Week 1 — Add production context. Tag traces with user/session IDs, deployment version, and feature flags. Enable per-trace cost rollups. Start converting high-cost or high-latency traces into investigation targets.

Month 1 — Close the feedback loop. Add online scoring on a sample of traces (e.g., LLM-as-judge for response quality on 5% of traffic). Convert production failures into eval dataset cases so regression testing catches the same failure class before the next deploy.

Quarter 1 — Gate on quality. Enforce quality thresholds in CI. A deploy that regresses the eval pass rate by more than N% is blocked automatically. At this point observability has moved from a debugging tool to a development constraint — the appropriate end state for production systems.

Implications for Agent Developers

If you are shipping agents into production today and relying on logs and error rates, the gap between what you can see and what is actually happening is larger than it appears. The good news is the tooling has crossed the threshold from "research project" to "production-ready" — OTel auto-instrumentation packages exist for every major framework, and the semantic conventions are stable enough to build on.

The highest-leverage starting point is not the most sophisticated observability platform; it is getting OTel traces flowing to any backend, even just local Jaeger, so you can see a real trace of a real agent run.
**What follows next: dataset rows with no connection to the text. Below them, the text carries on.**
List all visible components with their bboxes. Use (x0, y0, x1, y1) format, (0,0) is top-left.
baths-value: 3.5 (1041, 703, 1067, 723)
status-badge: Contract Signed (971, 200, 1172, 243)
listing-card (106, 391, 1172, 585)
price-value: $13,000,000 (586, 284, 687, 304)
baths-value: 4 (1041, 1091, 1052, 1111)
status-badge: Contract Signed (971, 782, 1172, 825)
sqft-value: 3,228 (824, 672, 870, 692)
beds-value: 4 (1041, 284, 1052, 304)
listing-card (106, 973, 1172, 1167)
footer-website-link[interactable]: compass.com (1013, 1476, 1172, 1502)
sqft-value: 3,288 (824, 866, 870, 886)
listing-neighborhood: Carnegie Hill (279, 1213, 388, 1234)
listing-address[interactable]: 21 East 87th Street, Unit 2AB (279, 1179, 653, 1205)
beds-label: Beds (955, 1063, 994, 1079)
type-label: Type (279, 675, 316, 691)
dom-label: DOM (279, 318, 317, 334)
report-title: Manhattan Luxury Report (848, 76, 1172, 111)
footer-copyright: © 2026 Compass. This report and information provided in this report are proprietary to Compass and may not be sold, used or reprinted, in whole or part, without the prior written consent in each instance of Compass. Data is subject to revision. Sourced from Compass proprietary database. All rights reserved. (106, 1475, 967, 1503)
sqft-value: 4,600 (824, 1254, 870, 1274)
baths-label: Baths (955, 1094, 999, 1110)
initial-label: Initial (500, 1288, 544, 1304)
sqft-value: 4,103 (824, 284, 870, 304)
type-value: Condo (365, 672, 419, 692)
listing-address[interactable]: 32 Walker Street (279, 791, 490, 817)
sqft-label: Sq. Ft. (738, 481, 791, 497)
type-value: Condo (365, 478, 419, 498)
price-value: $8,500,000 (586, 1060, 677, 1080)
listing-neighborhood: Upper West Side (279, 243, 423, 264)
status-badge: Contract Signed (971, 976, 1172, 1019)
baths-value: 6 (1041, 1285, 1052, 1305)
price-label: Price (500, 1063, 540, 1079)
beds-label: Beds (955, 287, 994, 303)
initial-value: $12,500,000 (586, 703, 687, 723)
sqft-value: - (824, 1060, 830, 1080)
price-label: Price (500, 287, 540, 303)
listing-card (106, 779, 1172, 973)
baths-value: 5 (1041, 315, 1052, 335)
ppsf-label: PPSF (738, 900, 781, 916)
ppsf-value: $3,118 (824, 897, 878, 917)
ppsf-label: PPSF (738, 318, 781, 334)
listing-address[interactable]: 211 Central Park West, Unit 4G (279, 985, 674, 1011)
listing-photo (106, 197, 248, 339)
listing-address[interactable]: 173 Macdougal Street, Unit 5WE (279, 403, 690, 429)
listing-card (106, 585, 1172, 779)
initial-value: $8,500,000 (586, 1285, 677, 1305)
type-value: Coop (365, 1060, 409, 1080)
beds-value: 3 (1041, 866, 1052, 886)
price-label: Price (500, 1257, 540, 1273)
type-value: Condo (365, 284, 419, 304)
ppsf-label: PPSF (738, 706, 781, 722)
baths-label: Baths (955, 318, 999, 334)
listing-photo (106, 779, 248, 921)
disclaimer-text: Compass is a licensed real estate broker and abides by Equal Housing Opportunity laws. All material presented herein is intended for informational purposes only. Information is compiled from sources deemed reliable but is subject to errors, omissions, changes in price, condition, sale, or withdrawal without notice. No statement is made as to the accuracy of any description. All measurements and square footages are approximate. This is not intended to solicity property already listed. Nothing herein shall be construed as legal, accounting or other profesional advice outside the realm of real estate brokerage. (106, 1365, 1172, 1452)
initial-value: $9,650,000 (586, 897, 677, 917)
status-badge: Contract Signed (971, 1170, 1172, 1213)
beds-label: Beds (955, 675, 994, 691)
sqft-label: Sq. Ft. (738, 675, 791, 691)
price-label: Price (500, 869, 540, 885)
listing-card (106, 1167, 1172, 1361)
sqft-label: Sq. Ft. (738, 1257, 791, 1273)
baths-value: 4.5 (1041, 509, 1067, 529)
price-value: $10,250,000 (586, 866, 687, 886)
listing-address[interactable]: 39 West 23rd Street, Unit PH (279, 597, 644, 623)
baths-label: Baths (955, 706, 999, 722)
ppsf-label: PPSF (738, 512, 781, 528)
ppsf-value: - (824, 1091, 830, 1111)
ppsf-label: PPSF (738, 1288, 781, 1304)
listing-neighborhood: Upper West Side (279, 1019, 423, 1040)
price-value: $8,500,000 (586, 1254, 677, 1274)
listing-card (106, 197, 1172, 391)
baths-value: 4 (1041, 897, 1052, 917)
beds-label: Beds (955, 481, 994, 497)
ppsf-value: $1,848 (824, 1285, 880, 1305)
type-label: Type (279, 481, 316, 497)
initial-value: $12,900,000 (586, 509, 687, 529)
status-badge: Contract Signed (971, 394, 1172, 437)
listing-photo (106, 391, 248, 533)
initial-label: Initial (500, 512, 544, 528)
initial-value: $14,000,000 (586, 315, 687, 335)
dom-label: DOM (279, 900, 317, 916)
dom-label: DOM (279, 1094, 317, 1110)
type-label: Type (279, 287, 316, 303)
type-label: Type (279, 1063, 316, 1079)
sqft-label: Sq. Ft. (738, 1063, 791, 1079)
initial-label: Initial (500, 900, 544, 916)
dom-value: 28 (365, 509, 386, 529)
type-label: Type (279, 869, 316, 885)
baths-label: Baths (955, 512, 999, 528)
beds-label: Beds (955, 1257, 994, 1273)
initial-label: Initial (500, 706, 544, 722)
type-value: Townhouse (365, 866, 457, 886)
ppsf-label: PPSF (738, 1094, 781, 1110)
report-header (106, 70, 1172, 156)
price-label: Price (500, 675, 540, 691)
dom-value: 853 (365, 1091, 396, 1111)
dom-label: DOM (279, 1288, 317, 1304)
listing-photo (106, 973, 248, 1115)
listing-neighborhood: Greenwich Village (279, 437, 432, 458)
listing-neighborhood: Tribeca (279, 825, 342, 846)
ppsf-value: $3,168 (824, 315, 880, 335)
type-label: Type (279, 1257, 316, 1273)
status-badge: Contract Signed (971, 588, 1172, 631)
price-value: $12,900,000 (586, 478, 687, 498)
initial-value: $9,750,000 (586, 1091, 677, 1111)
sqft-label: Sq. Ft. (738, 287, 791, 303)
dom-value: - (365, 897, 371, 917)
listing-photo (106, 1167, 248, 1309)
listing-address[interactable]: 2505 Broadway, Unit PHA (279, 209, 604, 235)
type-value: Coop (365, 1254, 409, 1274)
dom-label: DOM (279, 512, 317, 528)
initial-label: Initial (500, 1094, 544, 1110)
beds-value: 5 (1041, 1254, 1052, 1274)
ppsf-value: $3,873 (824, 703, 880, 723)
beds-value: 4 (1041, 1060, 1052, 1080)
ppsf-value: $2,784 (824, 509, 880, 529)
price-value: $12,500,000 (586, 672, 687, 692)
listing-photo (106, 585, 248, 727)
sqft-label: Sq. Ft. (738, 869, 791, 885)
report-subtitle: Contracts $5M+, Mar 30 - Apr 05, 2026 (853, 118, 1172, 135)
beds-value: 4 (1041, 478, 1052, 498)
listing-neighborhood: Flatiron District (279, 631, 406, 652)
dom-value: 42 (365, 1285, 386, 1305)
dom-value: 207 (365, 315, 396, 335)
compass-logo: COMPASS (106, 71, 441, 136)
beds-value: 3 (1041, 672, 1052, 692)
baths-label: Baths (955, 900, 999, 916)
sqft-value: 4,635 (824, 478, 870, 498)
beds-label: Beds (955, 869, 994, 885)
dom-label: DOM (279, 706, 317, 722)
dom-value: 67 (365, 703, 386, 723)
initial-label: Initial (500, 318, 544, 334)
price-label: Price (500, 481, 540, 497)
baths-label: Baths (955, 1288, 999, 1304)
The architecture decisions — which platform, which sampling policy, how to structure eval pipelines — become much clearer once you have seen what your agent actually does.

Three concrete actions:

Add opentelemetry-instrumentation-<your-provider> to your agent's dependencies today. Most auto-instrumentation packages are a one-line import and zero code changes.
Adopt the gen_ai.* semantic conventions for any custom spans. This keeps your traces interoperable as the tooling ecosystem evolves.
Start tracking per-trace cost from day one. Token counts in span attributes make this essentially free to compute, and cost attribution to specific workflow patterns reveals optimization opportunities that would otherwise be invisible.